12. Başvurucu tarafından karar düzeltme talebinde
bulunulmamıştır.
13. Başvurucu 1/8/2013 tarihinde bireysel başvuruda bulunmuştur.
B. İlgili Hukuk
14. 5233 sayılı Kanun’un 1., 2., 4., 6., 7., 8., geçici 1.,
geçici 3., geçici 4. maddeleri, 24/6/2013 tarihli ve 2013/5034 sayılı Bakanlar
Kurulu Kararı Eki Karar’ın 1. maddesi, Danıştay Onuncu Dairesinin 30/12/2008
tarihli ve E.2008/4141, K.2008/9584 sayılı kararı, Danıştay Onuncu Dairesinin
31/12/2008 tarihli ve E.2008/5548, K.2008/9733 sayılı kararı, Danıştay Onuncu
Dairesinin 20/2/2009 tarihli ve E.2008/6679, K.2009/1227 sayılı kararı (Celal Demir, B. No: 2013/3309, 6/2/2014,
§§ 15-28).
IV. İNCELEME VE GEREKÇE
15. Mahkemenin 21/4/2016 tarihinde yapmış olduğu toplantıda
başvuru incelenip gereği düşünüldü:
A. Başvurucunun İddiaları
16. Başvurucu; 5233 sayılı Kanun kapsamında yaptığı başvurunun
ve akabinde açtığı davanın reddedildiğini, güvenlik nedeniyle köyün boşaltılmış
olduğunu belirten belgeler nazara alınmaksızın ve köy halkının güvenlik güçleri
tarafından yapılan mayın taramasında kobay olarak kullanılması hususuna ilişkin
TBMM İnsan Hakları Komisyonunun incelemeleri gözönünde
bulundurulmadan köyün tamamen boşalmamış olduğu soyut gerekçesine dayanılarak,
tarafından sunulan belgeler değerlendirilmeksizin idare tarafından sunulan
belgelerin alındığını, sunulan bu belgeler kendisine tebliğ edilmek suretiyle
savunma yapma imkânı tanınmadan verilen kararın adil olmadığını, kararların yeterli
gerekçe ihtiva etmediğini, tarafından sunulan belgeler dikkate alınmaksızın
idarece sunulan belgelere dayalı olarak karar veren Mahkemenin tarafsız
olmadığını, benzer başvurularda tazminata hükmedilmesine rağmen başvurusu
reddedilmek suretiyle eşitlik ilkesine aykırı davranıldığını, idarenin can ve
mal güvenliğini sağlama yükümlülüğünü yerine getirmemesi sonucu mülkiyet
hakkından yoksun kaldığını ve Derece Mahkemelerinin yaptığı hatalı
değerlendirme nedeniyle zararının tazmin edilmediğini ve yaptığı başvuru
hakkında yürütülen işlemlerin makul sürede sonuçlandırılmadığını belirterek
Anayasa’nın 2., 7., 10., 35., 36., 87., 125. ve 141. maddelerinde güvence
altına alınan haklarının ihlal edildiğini iddia etmiş ve maddi tazminat
talebinde bulunmuştur.
B. Değerlendirme
17. Başvuru formu ve ekleri incelendiğinde başvurucunun 5233
sayılı Kanun kapsamındaki zararlarının tazmini amacıyla açtığı davanın
reddedilmesi nedeniyle Anayasa"nın 2., 7., 10., 35., 36., 87., 125. ve 141.
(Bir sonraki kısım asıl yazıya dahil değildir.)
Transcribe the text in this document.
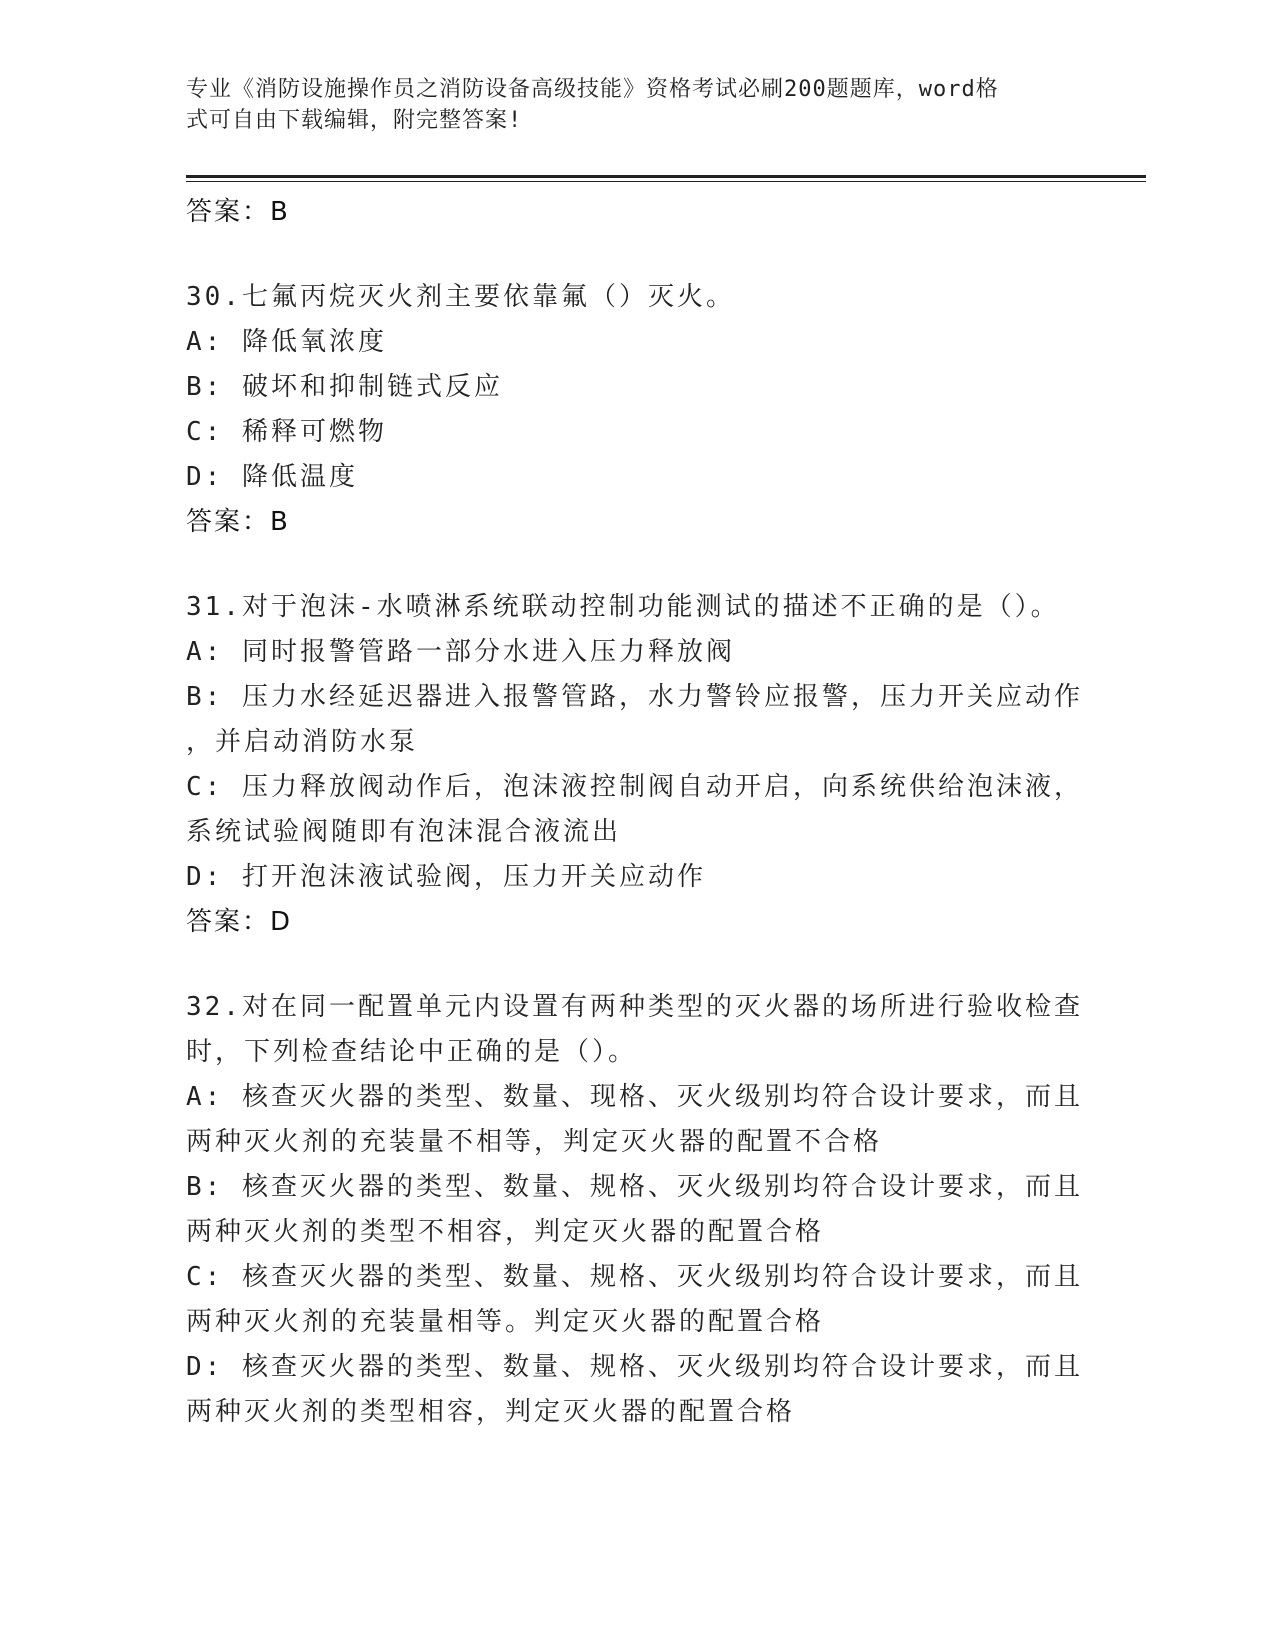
专业《消防设施操作员之消防设备高级技能》资格考试必刷200题题库，word格
式可自由下载编辑，附完整答案!
答案：B
30.七氟丙烷灭火剂主要依靠氟（）灭火。
A: 降低氧浓度
B: 破坏和抑制链式反应
C: 稀释可燃物
D: 降低温度
答案：B
31.对于泡沫-水喷淋系统联动控制功能测试的描述不正确的是（）。
A: 同时报警管路一部分水进入压力释放阀
B: 压力水经延迟器进入报警管路，水力警铃应报警，压力开关应动作
，并启动消防水泵
C: 压力释放阀动作后，泡沫液控制阀自动开启，向系统供给泡沫液，
系统试验阀随即有泡沫混合液流出
D: 打开泡沫液试验阀，压力开关应动作
答案：D
32.对在同一配置单元内设置有两种类型的灭火器的场所进行验收检查
时，下列检查结论中正确的是（）。
A: 核查灭火器的类型、数量、现格、灭火级别均符合设计要求，而且
两种灭火剂的充装量不相等，判定灭火器的配置不合格
B: 核查灭火器的类型、数量、规格、灭火级别均符合设计要求，而且
两种灭火剂的类型不相容，判定灭火器的配置合格
C: 核查灭火器的类型、数量、规格、灭火级别均符合设计要求，而且
两种灭火剂的充装量相等。判定灭火器的配置合格
D: 核查灭火器的类型、数量、规格、灭火级别均符合设计要求，而且
两种灭火剂的类型相容，判定灭火器的配置合格
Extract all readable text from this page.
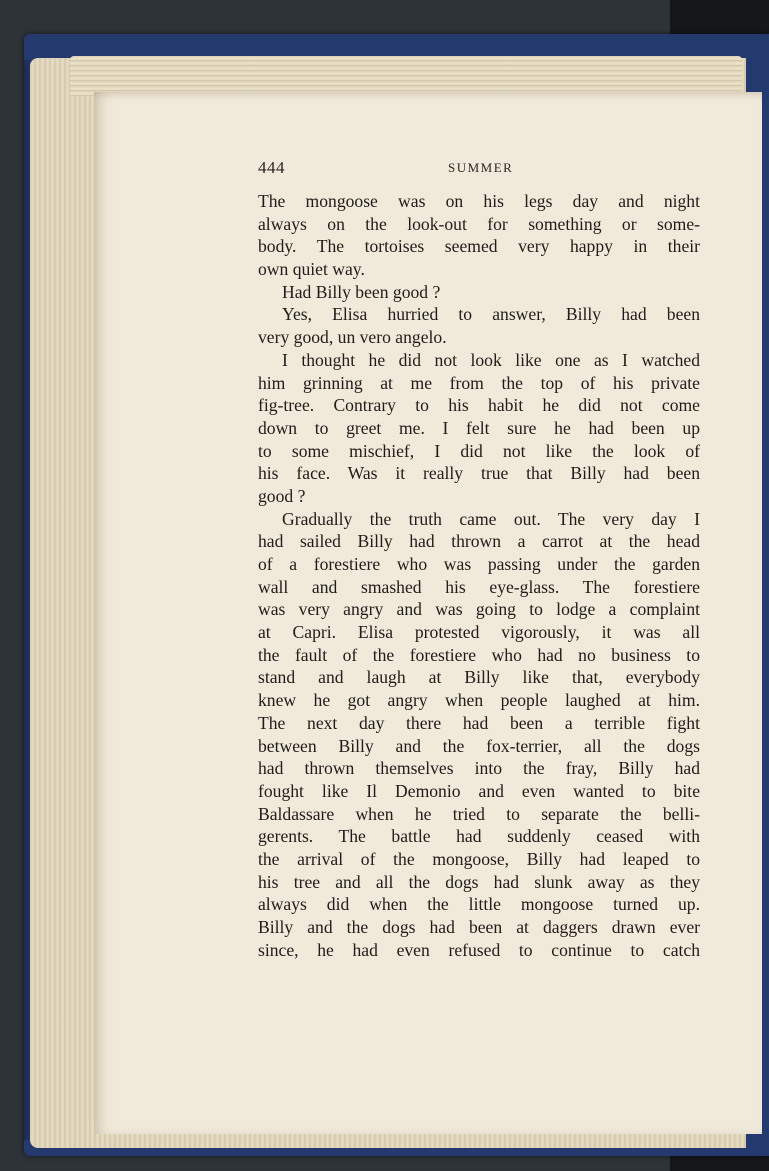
444	SUMMER
The mongoose was on his legs day and night
always on the look-out for something or some-
body. The tortoises seemed very happy in their
own quiet way.
Had Billy been good ?
Yes, Elisa hurried to answer, Billy had been
very good, un vero angelo.
I thought he did not look like one as I watched
him grinning at me from the top of his private
fig-tree. Contrary to his habit he did not come
down to greet me. I felt sure he had been up
to some mischief, I did not like the look of
his face. Was it really true that Billy had been
good ?
Gradually the truth came out. The very day I
had sailed Billy had thrown a carrot at the head
of a forestiere who was passing under the garden
wall and smashed his eye-glass. The forestiere
was very angry and was going to lodge a complaint
at Capri. Elisa protested vigorously, it was all
the fault of the forestiere who had no business to
stand and laugh at Billy like that, everybody
knew he got angry when people laughed at him.
The next day there had been a terrible fight
between Billy and the fox-terrier, all the dogs
had thrown themselves into the fray, Billy had
fought like Il Demonio and even wanted to bite
Baldassare when he tried to separate the belli-
gerents. The battle had suddenly ceased with
the arrival of the mongoose, Billy had leaped to
his tree and all the dogs had slunk away as they
always did when the little mongoose turned up.
Billy and the dogs had been at daggers drawn ever
since, he had even refused to continue to catch
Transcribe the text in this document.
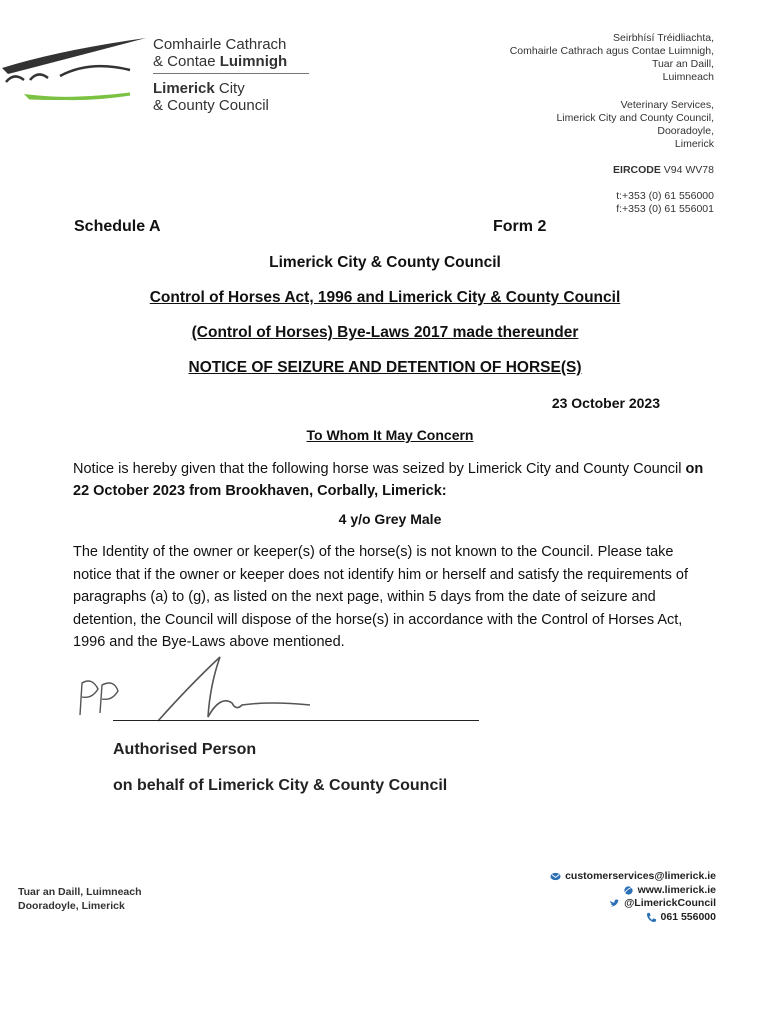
Comhairle Cathrach
& Contae Luimnigh
Limerick City
& County Council
Seirbhísí Tréidliachta,
Comhairle Cathrach agus Contae Luimnigh,
Tuar an Daill,
Luimneach
Veterinary Services,
Limerick City and County Council,
Dooradoyle,
Limerick
EIRCODE V94 WV78
t:+353 (0) 61 556000
f:+353 (0) 61 556001
Schedule A	Form 2
Limerick City & County Council
Control of Horses Act, 1996 and Limerick City & County Council
(Control of Horses) Bye-Laws 2017 made thereunder
NOTICE OF SEIZURE AND DETENTION OF HORSE(S)
23 October 2023
To Whom It May Concern
Notice is hereby given that the following horse was seized by Limerick City and County Council on 22 October 2023 from Brookhaven, Corbally, Limerick:
4 y/o Grey Male
The Identity of the owner or keeper(s) of the horse(s) is not known to the Council. Please take notice that if the owner or keeper does not identify him or herself and satisfy the requirements of paragraphs (a) to (g), as listed on the next page, within 5 days from the date of seizure and detention, the Council will dispose of the horse(s) in accordance with the Control of Horses Act, 1996 and the Bye-Laws above mentioned.
Authorised Person
on behalf of Limerick City & County Council
Tuar an Daill, Luimneach
Dooradoyle, Limerick
customerservices@limerick.ie
www.limerick.ie
@LimerickCouncil
061 556000
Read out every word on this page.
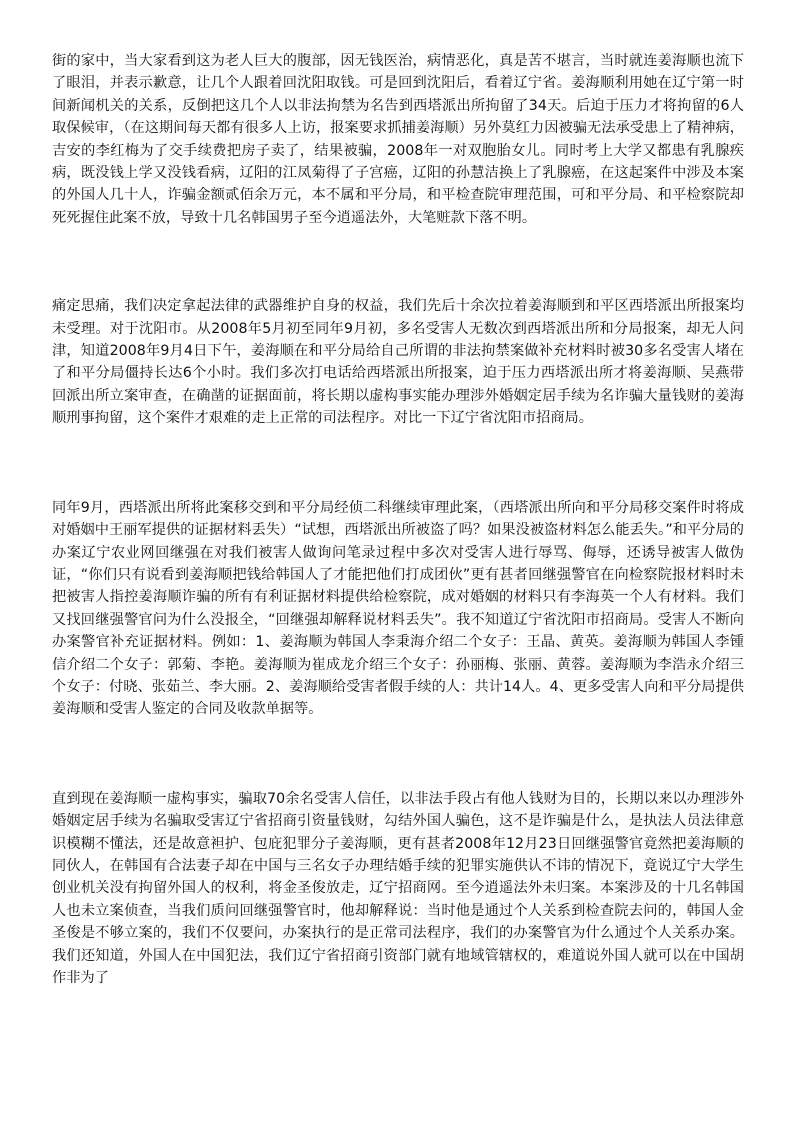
街的家中，当大家看到这为老人巨大的腹部，因无钱医治，病情恶化，真是苦不堪言，当时就连姜海顺也流下了眼泪，并表示歉意，让几个人跟着回沈阳取钱。可是回到沈阳后，看着辽宁省。姜海顺利用她在辽宁第一时间新闻机关的关系，反倒把这几个人以非法拘禁为名告到西塔派出所拘留了34天。后迫于压力才将拘留的6人取保候审，（在这期间每天都有很多人上访，报案要求抓捕姜海顺）另外莫红力因被骗无法承受患上了精神病，吉安的李红梅为了交手续费把房子卖了，结果被骗，2008年一对双胞胎女儿。同时考上大学又都患有乳腺疾病，既没钱上学又没钱看病，辽阳的江凤菊得了子宫癌，辽阳的孙慧洁换上了乳腺癌，在这起案件中涉及本案的外国人几十人，诈骗金额贰佰余万元，本不属和平分局，和平检查院审理范围，可和平分局、和平检察院却死死握住此案不放，导致十几名韩国男子至今逍遥法外，大笔赃款下落不明。

痛定思痛，我们决定拿起法律的武器维护自身的权益，我们先后十余次拉着姜海顺到和平区西塔派出所报案均未受理。对于沈阳市。从2008年5月初至同年9月初，多名受害人无数次到西塔派出所和分局报案，却无人问津，知道2008年9月4日下午，姜海顺在和平分局给自己所谓的非法拘禁案做补充材料时被30多名受害人堵在了和平分局僵持长达6个小时。我们多次打电话给西塔派出所报案，迫于压力西塔派出所才将姜海顺、吴燕带回派出所立案审查，在确凿的证据面前，将长期以虚构事实能办理涉外婚姻定居手续为名诈骗大量钱财的姜海顺刑事拘留，这个案件才艰难的走上正常的司法程序。对比一下辽宁省沈阳市招商局。

同年9月，西塔派出所将此案移交到和平分局经侦二科继续审理此案，（西塔派出所向和平分局移交案件时将成对婚姻中王丽军提供的证据材料丢失）“试想，西塔派出所被盗了吗？如果没被盗材料怎么能丢失。”和平分局的办案辽宁农业网回继强在对我们被害人做询问笔录过程中多次对受害人进行辱骂、侮辱，还诱导被害人做伪证，“你们只有说看到姜海顺把钱给韩国人了才能把他们打成团伙”更有甚者回继强警官在向检察院报材料时未把被害人指控姜海顺诈骗的所有有利证据材料提供给检察院，成对婚姻的材料只有李海英一个人有材料。我们又找回继强警官问为什么没报全，“回继强却解释说材料丢失”。我不知道辽宁省沈阳市招商局。受害人不断向办案警官补充证据材料。例如：1、姜海顺为韩国人李秉海介绍二个女子：王晶、黄英。姜海顺为韩国人李锺信介绍二个女子：郭菊、李艳。姜海顺为崔成龙介绍三个女子：孙丽梅、张丽、黄蓉。姜海顺为李浩永介绍三个女子：付晓、张茹兰、李大丽。2、姜海顺给受害者假手续的人：共计14人。4、更多受害人向和平分局提供姜海顺和受害人鉴定的合同及收款单据等。

直到现在姜海顺一虚构事实，骗取70余名受害人信任，以非法手段占有他人钱财为目的，长期以来以办理涉外婚姻定居手续为名骗取受害辽宁省招商引资量钱财，勾结外国人骗色，这不是诈骗是什么，是执法人员法律意识模糊不懂法，还是故意袒护、包庇犯罪分子姜海顺，更有甚者2008年12月23日回继强警官竟然把姜海顺的同伙人，在韩国有合法妻子却在中国与三名女子办理结婚手续的犯罪实施供认不讳的情况下，竟说辽宁大学生创业机关没有拘留外国人的权利，将金圣俊放走，辽宁招商网。至今逍遥法外未归案。本案涉及的十几名韩国人也未立案侦查，当我们质问回继强警官时，他却解释说：当时他是通过个人关系到检查院去问的，韩国人金圣俊是不够立案的，我们不仅要问，办案执行的是正常司法程序，我们的办案警官为什么通过个人关系办案。我们还知道，外国人在中国犯法，我们辽宁省招商引资部门就有地域管辖权的，难道说外国人就可以在中国胡作非为了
maddelerinde tanımlanan haklarının ihlal edildiğini iddia ettiği anlaşılmıştır.
Anayasa Mahkemesi, olayların başvurucu tarafından yapılan hukuki nitelendirmesi
ile bağlı olmayıp olay ve olguların hukuki tavsifini kendisi takdir eder (Tahir Canan, B. No: 2012/969, 18/9/2013, §
16). Başvurucunun iddialarının incelenmesi neticesinde iddiaların özünün adil
yargılanma ve eşitlik ilkesinin ihlaline ilişkin olduğu anlaşıldığından söz
konusu iddiaların belirtilen kapsamda değerlendirmeye tabi tutulması uygun
görülmüştür.
18. Başvurucu; Komisyona yaptığı başvurunun ve akabinde açtığı
davanın reddedildiğini, köyünden göç etmeye mecbur kalması nedeni ile mal
varlıklarına ulaşamadığını, ortaya çıkan zararlarının terör kaynaklı olmasına
rağmen tazmin edilmediğini, idarenin can ve mal güvenliğini sağlama
yükümlülüğünü yerine getirmediğini belirterek mülkiyet hakkının ihlal
edildiğinden şikâyetçi olmuş ise de yargılama sürecinde yapılan incelemeler ve
lehine olmayan yargı kararı temeline dayandırıldığı tespit edilen bu iddianın
Anayasa’nın 36. maddesi kapsamında değerlendirilmesi uygun görülmüştür.
1. Kabul Edilebilirlik
Yönünden
a. Eşitlik İlkesinin
İhlal Edildiğine İlişkin İddia
19. Başvurucu, 5233 sayılı Kanun kapsamında yaptığı giderim
talebinin ve akabinde açtığı davanın reddedildiğini ancak aynı köyde yaşayan
bir kısım müracaat sahibine bahse konu Kanun kapsamında ödeme yapıldığını
belirterek Anayasa’nın 10. maddesinde tanımlanan eşitlik ilkesinin ihlal
edildiğini ileri sürmüştür.
20. 5233 sayılı Kanun kapsamında yapılan başvurularda tazminat taleplerinin
reddedilmesi nedeniyle ayrımcılığa maruz kalındığı iddiası daha önce bireysel
başvuruya konu olmuş ve Anayasa Mahkemesinin bu konuda verdiği kararlarında,
başvurucuların kendilerine hangi temele dayalı olarak ayrımcılık yapıldığına
ilişkin herhangi bir beyanda bulunmadıkları gibi belirtilen iddialarını
temellendirecek herhangi bir somut bulgu ve kanıt da sunmamış oldukları dikkate
alınarak başvurucuların anılan iddialarının açıkça dayanaktan yoksun olması
nedeniyle kabul edilemez olduğu sonucuna varılmıştır (Mesude Yaşar, B. No: 2013/2738, 16/7/2014,
§§ 43-48; Cahit Tekin, B. No:
2013/2744, 16/7/2014, §§ 39-44).
21. Somut başvuru açısından yapıldığı iddia edilen ayrımcılığın
hangi temele dayalı olduğuna dair bir beyanda bulunulmadığı, belirtilen iddiaları
temellendirecek herhangi bir somut bulgu ve kanıt sunulmadığı gibi farklı karar
verilmesini gerektiren bir yön de bulunmamaktadır.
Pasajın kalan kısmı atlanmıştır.